Biography

photo of Vivienne Shanahan

After several years as a consultant I left the corporate world to diversify my interests. I now work as a coach and personal development consultant and I also teach at a business school. I have the archetypal portfolio career.

The link between the different parts it is that I have always worked closely with people – groups and individuals, and I have always been very interested in what makes people tick. My first career was in retail where I was a buyer and merchandiser and thus very interested in what people bought and why. I moved into recruitment where I became much more involved in psychology from the perspective of getting a good fit between people and jobs and also the finer points of good interview practice. When I moved into change management I became interested in organisations and their impact on how people behave. I trained as a coach and now focus on how individuals learn and change.

However, my other obsessions are cooking, food and nutrition and their unintended consequences, weight gain and oss! I have a long history of dieting and have lost, and gained, weight many times. I have tried every regime and diet known to man and some of them have even worked. For a while.

My study of change, learning and motivation led me to wonder why I was failing in my own efforts to find a happy medium with my own diet and eating. I began to research the issue from both popular and academic sources. As my own experience and the research made clear, diets do not work. I realised that what is required is a total shift in attitude and/or behaviour. The choices are to learn to accept the body as it is, and learn to make the most of it, or, to make some permanent, sustainable changes in eating behaviour. Or a mixture of both.

My approach is therefore eclectic and draws upon a wide range of information and psychological approaches. (link to how do I do it) I do firmly believe that for sustainable results, a life beyond the diet, it is necessary to look at how and why you eat in the context of your life.

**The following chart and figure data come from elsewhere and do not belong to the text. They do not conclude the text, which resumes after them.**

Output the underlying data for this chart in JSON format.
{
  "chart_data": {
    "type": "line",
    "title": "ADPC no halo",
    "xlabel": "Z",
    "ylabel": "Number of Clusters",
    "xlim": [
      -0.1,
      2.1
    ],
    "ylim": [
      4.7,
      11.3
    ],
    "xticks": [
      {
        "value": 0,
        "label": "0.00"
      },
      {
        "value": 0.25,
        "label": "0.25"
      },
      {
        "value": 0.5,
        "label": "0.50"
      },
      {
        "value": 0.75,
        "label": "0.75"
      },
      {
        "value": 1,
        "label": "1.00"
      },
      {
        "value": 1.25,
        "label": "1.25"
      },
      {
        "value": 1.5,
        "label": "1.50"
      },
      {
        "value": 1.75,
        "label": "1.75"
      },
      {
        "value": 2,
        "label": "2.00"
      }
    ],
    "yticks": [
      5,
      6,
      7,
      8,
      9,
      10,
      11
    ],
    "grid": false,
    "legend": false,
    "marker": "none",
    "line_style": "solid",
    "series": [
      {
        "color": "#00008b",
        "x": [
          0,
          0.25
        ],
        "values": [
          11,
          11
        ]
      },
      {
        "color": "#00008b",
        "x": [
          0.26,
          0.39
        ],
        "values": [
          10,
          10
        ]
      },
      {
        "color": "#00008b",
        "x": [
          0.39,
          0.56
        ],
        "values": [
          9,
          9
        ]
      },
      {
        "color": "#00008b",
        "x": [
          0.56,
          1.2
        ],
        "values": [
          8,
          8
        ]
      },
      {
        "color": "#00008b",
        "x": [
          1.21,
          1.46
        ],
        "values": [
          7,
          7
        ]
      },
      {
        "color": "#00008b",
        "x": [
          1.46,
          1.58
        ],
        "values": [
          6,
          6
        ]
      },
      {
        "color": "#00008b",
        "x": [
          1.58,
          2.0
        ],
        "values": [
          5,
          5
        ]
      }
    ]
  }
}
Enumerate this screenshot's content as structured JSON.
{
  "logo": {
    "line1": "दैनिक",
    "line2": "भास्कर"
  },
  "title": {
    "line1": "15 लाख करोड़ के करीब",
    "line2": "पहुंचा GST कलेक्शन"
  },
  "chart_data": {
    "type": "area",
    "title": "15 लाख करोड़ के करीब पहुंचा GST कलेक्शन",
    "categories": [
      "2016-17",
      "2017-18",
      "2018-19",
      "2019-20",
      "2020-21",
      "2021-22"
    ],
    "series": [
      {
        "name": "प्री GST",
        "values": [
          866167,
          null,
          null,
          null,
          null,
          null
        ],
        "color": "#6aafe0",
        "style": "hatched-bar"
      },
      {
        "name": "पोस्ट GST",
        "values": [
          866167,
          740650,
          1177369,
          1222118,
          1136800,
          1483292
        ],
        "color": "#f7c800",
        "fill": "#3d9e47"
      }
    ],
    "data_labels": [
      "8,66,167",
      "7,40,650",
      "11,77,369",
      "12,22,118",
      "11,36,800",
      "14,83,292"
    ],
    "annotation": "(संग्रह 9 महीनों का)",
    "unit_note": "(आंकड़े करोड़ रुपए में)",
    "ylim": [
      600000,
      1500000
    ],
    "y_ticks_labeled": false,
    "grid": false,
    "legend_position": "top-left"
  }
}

Weighing in with my personal story

I was not a fat child and it was not until my late twenties that weight started to become an issue for me. I developed a pattern of gaining and losing weight and finding it increasingly difficult to lose as the years progressed. I did go through one phase of total non-dieting – on the grounds that dieting makes you fat. It certainly made me fat and I always ended up heavier than I started. This was a difficult period as I knew that dieting made me fat but could see no alternative and so felt stuck where I was. Not a happy situation and I also found that stress and other trigger events like Christmas and holidays made me even fatter. I was at my heaviest and I could not see a way out. I was not aware at this point of the literature on non-diet approaches to weight loss – it was pre-Google.

I gave up "non-dieting" and went on another major diet and became very slim. Then gradually the weight started to creep back on. Same old, same old.

At least three times in my life I have been successful at keeping the weight off for periods of about a year. Each time I thought I had found a way to make it permanent but each time, after the magic year or so, I quietly started to rebel and slip off the regime. Because always there was a regime, rules that I had to stick to and always certain things that were not allowed. The things varied but there were always dos and don’ts.

A few years ago I was in the studio audience for Paul McKenna who was recording for his “I can make you thin” programme. The rules made sense and I had a few very sane months where I completely relaxed around food and managed to come through a holiday and Christmas weighing no more than when I started. I realised there was another way and it not starving or deprivation. Neither was it business as usual. In order to lose weight you must do some things differently and if you need to keep it off, these changes must be permanent. Paul McKenna’s basic message is “eat when you are hungry and stop when you are full”. Simple and sensible if not always easy to abide by.

I will not pretend that the path since then has been straightforward. There have been moments of extreme testing (mainly stress induced!) and my weight has not been stable. However, I now have no strict rules and I can not fall off a diet because I am not on one. I am not the lightest I have ever been and neither am I the heaviest. I am a lot more sane and relaxed though. I dress well and do not punish myself by depriving myself of clothes that fit and flatter. I do not postpone my life because of a number on a scale.